Supercells¶

Supercell is a widely used crystallographic concept 1. A general theoretical background is offered in the expandable section below for the readers unfamiliar with the topic. The rest of this documentation page explains how supercell generation is implemented in the Materials Designer interface.

Theoretical Background¶

What are supercells?¶

A material has a crystal structure associated with it and the latter is described by a unit cell. There are an infinite number of unit cells U with different shapes and sizes which can describe the same crystal. The supercell S of unit cell U is defined as a cell which describes the same crystal, but has larger volume than cell U 1.

2D examples¶

Examples of different supercells for the same underlying 2D cubic crystal are shown in the figure below. The relatively large size of such supercells has to be compared to the smaller surface area of the most basic (primitive) unit cell of this crystal containing just one lattice point, example of which is shown towards the center of the figure. Both diagonal and non-diagonal supercells are included in this picture to reflect the general scope of the supercell definition.

Why are supercells useful?¶

There are many instances where the construction of supercells affords for an easier ascertainment of useful crystal properties and visual symmetric qualities, which could otherwise be difficult to determine by looking at just the initial cell.

Phonon calculations¶

There are many occurrences of methods in computational materials science for determining crystal structure properties which rely on small perturbations of the supercells away from their original equilibrium configurations.

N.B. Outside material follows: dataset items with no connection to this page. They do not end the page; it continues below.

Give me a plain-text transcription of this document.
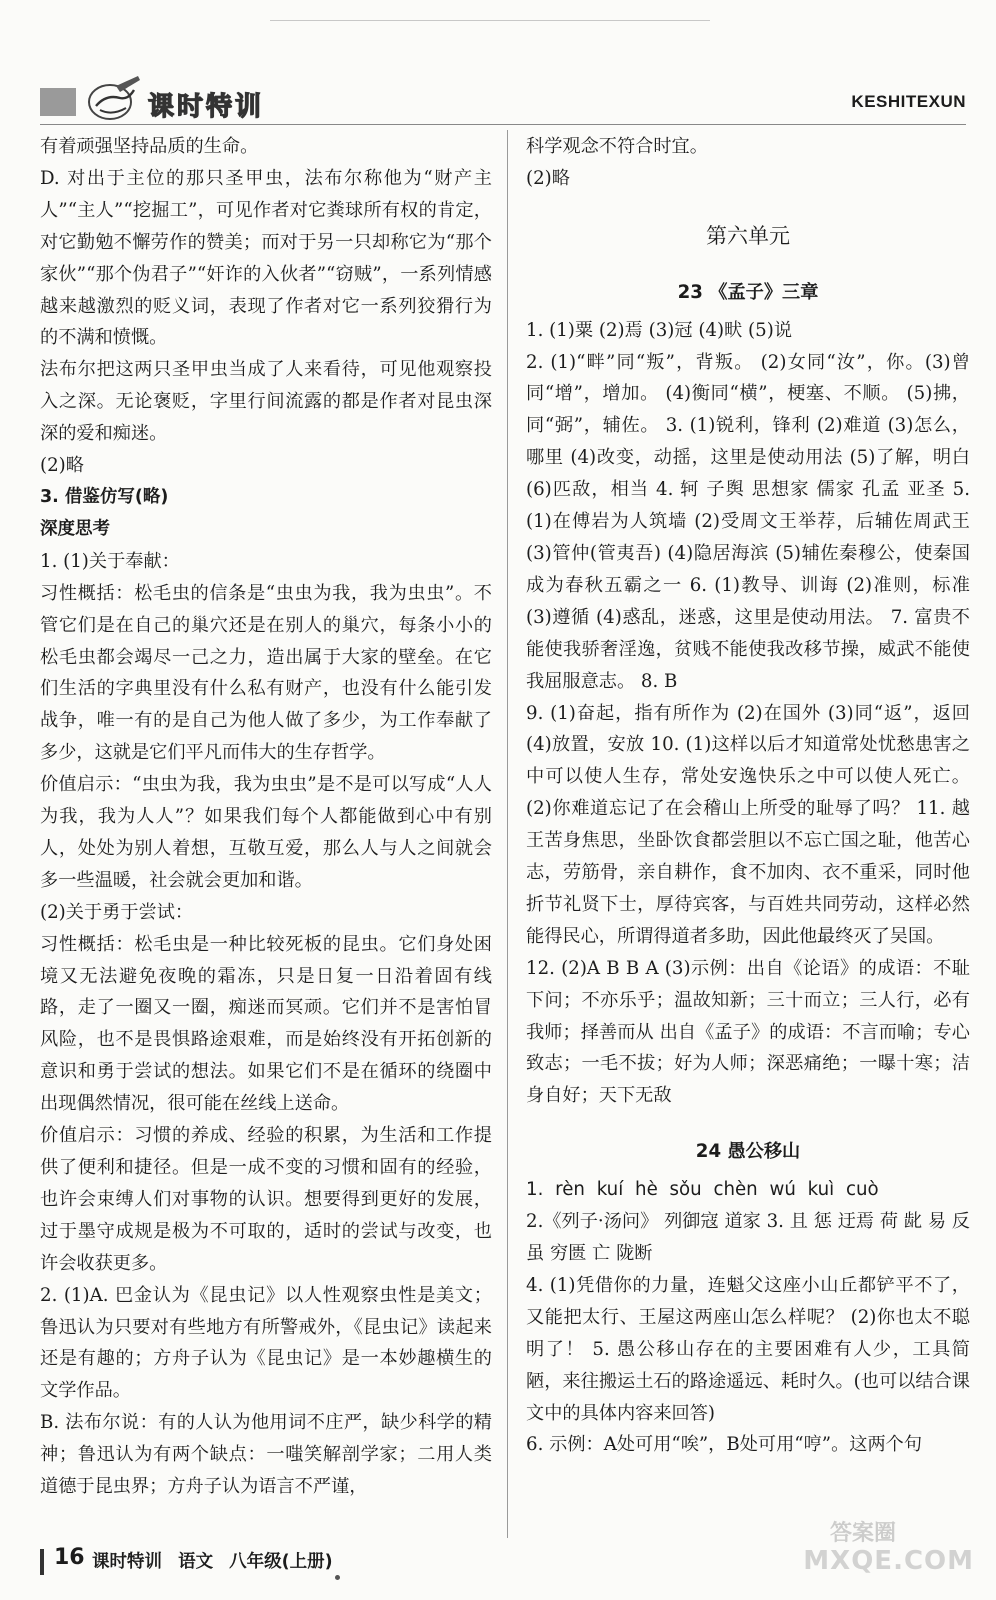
课时特训	KESHITEXUN

有着顽强坚持品质的生命。

D. 对出于主位的那只圣甲虫，法布尔称他为“财产主人”“主人”“挖掘工”，可见作者对它粪球所有权的肯定，对它勤勉不懈劳作的赞美；而对于另一只却称它为“那个家伙”“那个伪君子”“奸诈的入伙者”“窃贼”，一系列情感越来越激烈的贬义词，表现了作者对它一系列狡猾行为的不满和愤慨。

法布尔把这两只圣甲虫当成了人来看待，可见他观察投入之深。无论褒贬，字里行间流露的都是作者对昆虫深深的爱和痴迷。

(2)略

3. 借鉴仿写(略)

深度思考

1. (1)关于奉献：

习性概括：松毛虫的信条是“虫虫为我，我为虫虫”。不管它们是在自己的巢穴还是在别人的巢穴，每条小小的松毛虫都会竭尽一己之力，造出属于大家的壁垒。在它们生活的字典里没有什么私有财产，也没有什么能引发战争，唯一有的是自己为他人做了多少，为工作奉献了多少，这就是它们平凡而伟大的生存哲学。

价值启示：“虫虫为我，我为虫虫”是不是可以写成“人人为我，我为人人”？如果我们每个人都能做到心中有别人，处处为别人着想，互敬互爱，那么人与人之间就会多一些温暖，社会就会更加和谐。

(2)关于勇于尝试：

习性概括：松毛虫是一种比较死板的昆虫。它们身处困境又无法避免夜晚的霜冻，只是日复一日沿着固有线路，走了一圈又一圈，痴迷而冥顽。它们并不是害怕冒风险，也不是畏惧路途艰难，而是始终没有开拓创新的意识和勇于尝试的想法。如果它们不是在循环的绕圈中出现偶然情况，很可能在丝线上送命。

价值启示：习惯的养成、经验的积累，为生活和工作提供了便利和捷径。但是一成不变的习惯和固有的经验，也许会束缚人们对事物的认识。想要得到更好的发展，过于墨守成规是极为不可取的，适时的尝试与改变，也许会收获更多。

2. (1)A. 巴金认为《昆虫记》以人性观察虫性是美文；鲁迅认为只要对有些地方有所警戒外，《昆虫记》读起来还是有趣的；方舟子认为《昆虫记》是一本妙趣横生的文学作品。

B. 法布尔说：有的人认为他用词不庄严，缺少科学的精神；鲁迅认为有两个缺点：一嗤笑解剖学家；二用人类道德于昆虫界；方舟子认为语言不严谨，

科学观念不符合时宜。

(2)略

第六单元

23 《孟子》三章

1. (1)粟 (2)焉 (3)冠 (4)畎 (5)说

2. (1)“畔”同“叛”，背叛。 (2)女同“汝”，你。(3)曾同“增”，增加。 (4)衡同“横”，梗塞、不顺。 (5)拂，同“弼”，辅佐。 3. (1)锐利，锋利 (2)难道 (3)怎么，哪里 (4)改变，动摇，这里是使动用法 (5)了解，明白 (6)匹敌，相当 4. 轲 子舆 思想家 儒家 孔孟 亚圣 5. (1)在傅岩为人筑墙 (2)受周文王举荐，后辅佐周武王 (3)管仲(管夷吾) (4)隐居海滨 (5)辅佐秦穆公，使秦国成为春秋五霸之一 6. (1)教导、训诲 (2)准则，标准 (3)遵循 (4)惑乱，迷惑，这里是使动用法。 7. 富贵不能使我骄奢淫逸，贫贱不能使我改移节操，威武不能使我屈服意志。 8. B

9. (1)奋起，指有所作为 (2)在国外 (3)同“返”，返回 (4)放置，安放 10. (1)这样以后才知道常处忧愁患害之中可以使人生存，常处安逸快乐之中可以使人死亡。 (2)你难道忘记了在会稽山上所受的耻辱了吗？ 11. 越王苦身焦思，坐卧饮食都尝胆以不忘亡国之耻，他苦心志，劳筋骨，亲自耕作，食不加肉、衣不重采，同时他折节礼贤下士，厚待宾客，与百姓共同劳动，这样必然能得民心，所谓得道者多助，因此他最终灭了吴国。

12. (2)A B B A (3)示例：出自《论语》的成语：不耻下问；不亦乐乎；温故知新；三十而立；三人行，必有我师；择善而从 出自《孟子》的成语：不言而喻；专心致志；一毛不拔；好为人师；深恶痛绝；一曝十寒；洁身自好；天下无敌

24 愚公移山

1. rèn kuí hè sǒu chèn wú kuì cuò

2.《列子·汤问》 列御寇 道家 3. 且 惩 迂焉 荷 龀 易 反 虽 穷匮 亡 陇断

4. (1)凭借你的力量，连魁父这座小山丘都铲平不了，又能把太行、王屋这两座山怎么样呢？ (2)你也太不聪明了！ 5. 愚公移山存在的主要困难有人少，工具简陋，来往搬运土石的路途遥远、耗时久。(也可以结合课文中的具体内容来回答)

6. 示例：A处可用“唉”，B处可用“哼”。这两个句

16 课时特训 语文 八年级(上册)
答案圈
MXQE.COM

For example, during phonon calculations by the small displacement method ("frozen phonon"), the frequencies are calculated using the finite force values computed on slightly displaced atoms in a supercell of the original structure.

Conventional vs primitive cells¶

The conventional cells of body-centered (bcc) or face-centered (fcc) cubic crystals, containing two atoms and four atoms respectively, reflect more intuitively the overall symmetry of such systems. The figure below illustrates this for the example of an fcc lattice. In this image, the volume marked in red represents the primitive unit cell, whereas the over-arching cubic conventional supercell exhibits the full face-centered cubic symmetry from which the corresponding crystal structure gets its name:

Defects¶

Finally, supercells are also commonly used in computational models of crystal defects, in order to allow for the use of periodic boundary conditions.

How are supercells defined?¶

The basis vectors of unit cell U $({\vec {a}},{\vec {b}},{\vec {c}})$ can be transformed to basis vectors of supercell S $({\vec {a}}',{\vec {b}}',{\vec {c}}')$ by way of the following linear transformation:

{\displaystyle {\begin{pmatrix}{\vec {a}}'&{\vec {b}}'&{\vec {c}}'\\\end{pmatrix}}={\begin{pmatrix}{\vec {a}}&{\vec {b}}&{\vec {c}}\\\end{pmatrix}}{\hat {P}}={\begin{pmatrix}{\vec {a}}&{\vec {b}}&{\vec {c}}\\\end{pmatrix}}{\begin{pmatrix}P_{11}&P_{12}&P_{13}\\P_{21}&P_{22}&P_{23}\\P_{31}&P_{32}&P_{33}\\\end{pmatrix}}}

where ${\hat {P}}$ is the corresponding linear transformation matrix. All items $P_{ij}$ should be integer numbers, and it is furthermore required that $\det({\hat {P}})>1$ (with $\det({\hat {P}})=1$ the transformation preserves the volume of the original unit cell). For example, the matrix

{\displaystyle P_{P\rightarrow I}={\begin{pmatrix}0&1&1\\1&0&1\\1&1&0\\\end{pmatrix}}}

transforms the primitive cell of a body-centered cubic lattice to its fully-symmetric conventional unit cell.

Another particular case of the transformation is a diagonal form $P_{i\neq j}=0$ of the matrix. This type of transformation is referred to as diagonal supercell expansion, and can be interpreted as a simple repetition of the initial cell over its crystallographic axes.

The Generate Dialog¶

Choose the Supercell option in the Advanced menu to opend the "Supercell Generation Dialog".

Supercell Transformation Matrix¶

The overlay, highlighted in the image below, will allow the reader to set the parameters of the supercell transformation matrix (with its elements positioned exactly as explained in the previous paragraph).

Generate Supercell¶

When finished setting up the transformation matrix, click Submit button and both the crystal data and the 3D representation will update accordingly to reflect the newly-generated supercell.

Animation¶

Click on the animation below to see the above in action. In this example, we generate a 2 x 2 x 2 supercell of a cubic structure containing two atoms by inserting the diagonal elements of the corresponding transformation matrix, whilst leaving the off-diagonal elements to zero.